There are five primary signals that identify trends and buying opportunities:


  • Hollow candles with no lower "shadows" indicate a strong uptrend: let your profits ride!
  • Hollow candles signify an uptrend: you might want to add to your long position, and exit short positions.
  • One candle with a small body surrounded by upper and lower shadows indicates a trend change: risk-loving traders might buy or sell here, while others will wait for confirmation before going short or long.
  • Filled candles indicate a downtrend: you might want to add to your short position, and exit long positions.
  • Filled candles with no higher shadows identify a strong downtrend: stay short until there's a change in trend.
These signals show that locating trends or opportunities becomes a lot easier with this system. The trends are not interrupted by false signals as often, and are thus more easily spotted. Furthermore, opportunities to buy during times of consolidation are also apparent.

Conclusion
The Heikin-Ashi technique is extremely useful for making candlestick charts more readable--trends can be located more easily, and buying opportunities can be spotted at a glance. The charts are constructed in the same manner as a normal candlestick chart, with the exception of the modified bar formulas. When properly used, this technique can help you spot trends and trend changes from which you can profit!

See any similarities? At least Kumar went to the trouble of moving Justin's conclusion to the top of the post. But does this make it any less obvious? How could someone be so brazen (or reckless)?
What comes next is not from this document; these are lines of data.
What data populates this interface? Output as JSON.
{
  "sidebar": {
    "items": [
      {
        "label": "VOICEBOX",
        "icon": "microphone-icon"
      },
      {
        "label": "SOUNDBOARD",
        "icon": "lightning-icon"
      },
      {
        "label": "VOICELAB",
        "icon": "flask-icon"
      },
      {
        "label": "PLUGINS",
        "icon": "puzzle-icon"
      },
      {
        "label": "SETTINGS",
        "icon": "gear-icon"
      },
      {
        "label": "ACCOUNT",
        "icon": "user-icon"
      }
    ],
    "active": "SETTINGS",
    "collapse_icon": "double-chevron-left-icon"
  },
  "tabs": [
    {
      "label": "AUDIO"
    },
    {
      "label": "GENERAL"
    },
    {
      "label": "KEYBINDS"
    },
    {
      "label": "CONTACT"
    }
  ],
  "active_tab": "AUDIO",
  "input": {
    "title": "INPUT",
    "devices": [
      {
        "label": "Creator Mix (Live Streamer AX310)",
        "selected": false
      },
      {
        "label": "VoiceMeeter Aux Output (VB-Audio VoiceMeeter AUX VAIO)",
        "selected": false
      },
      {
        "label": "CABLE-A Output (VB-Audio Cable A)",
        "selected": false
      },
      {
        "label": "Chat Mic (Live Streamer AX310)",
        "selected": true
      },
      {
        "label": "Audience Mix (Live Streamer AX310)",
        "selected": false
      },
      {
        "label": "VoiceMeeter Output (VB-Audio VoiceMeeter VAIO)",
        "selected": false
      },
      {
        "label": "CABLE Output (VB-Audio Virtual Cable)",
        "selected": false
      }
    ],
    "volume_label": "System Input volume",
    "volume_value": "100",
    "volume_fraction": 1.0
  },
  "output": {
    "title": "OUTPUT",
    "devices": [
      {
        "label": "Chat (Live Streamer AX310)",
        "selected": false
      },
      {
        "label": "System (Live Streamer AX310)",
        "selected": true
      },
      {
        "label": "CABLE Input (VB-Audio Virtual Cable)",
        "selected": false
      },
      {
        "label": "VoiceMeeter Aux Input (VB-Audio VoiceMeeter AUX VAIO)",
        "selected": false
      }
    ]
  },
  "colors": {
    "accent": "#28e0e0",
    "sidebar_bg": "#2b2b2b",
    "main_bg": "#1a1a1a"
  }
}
Of course, the person who asked Kumar to expound on Heiken Ashi was very grateful. It was, as he put it, exactly what he needed. Except that what he really needed was to read Kuepper's article and then follow up with a research plan for the indicator. Kumar, in his conceit and ambition, lost an opportunity to be genuinely helpful to his aspiring student.

Attempts to inform the forum of the source of the article were deleted by the owner of 4Xlounge, who has a business relationship with Mr. Kumar. The only original thought Kumar added was that he likes to look at the 4 hour charts. (Whoa there Kumar! Pull it back now! Pull it back!) Mr. Kumar and the 4Xlounge owner apparently feel it is not important to correct their error. The original article and author are still not referenced on the thread...hmmm.

I won't go into Schlossberg or Cheng, although I could write a few more pages about my exchanges and experiences with them and their work. Their cases are a bit more convoluted than Kumar's glaring and undistinguished example. The point is, we have a problem with integrity in the spot FX trading community. These three people are certainly not the worst offenders, but they are examples of just how easy it is to pass oneself off as a trader, and thus add cachet to one's business.

The problem with gurus is not that they are usually beneath the task, nor that they are usually dishonest. The problem is that they provide another reason for us to abrogate our responsibility to ourselves -- it's about due diligence, really. This is important whether we win or lose. Still, we are also obligated to hold ourselves and them accountable for ethical conduct, as we would hold any other professional accountable for their work.

It doesn't matter what kind of traders we are, or how experienced we are, or what part of the world we are from. We should all demand integrity from ourselves and from each other.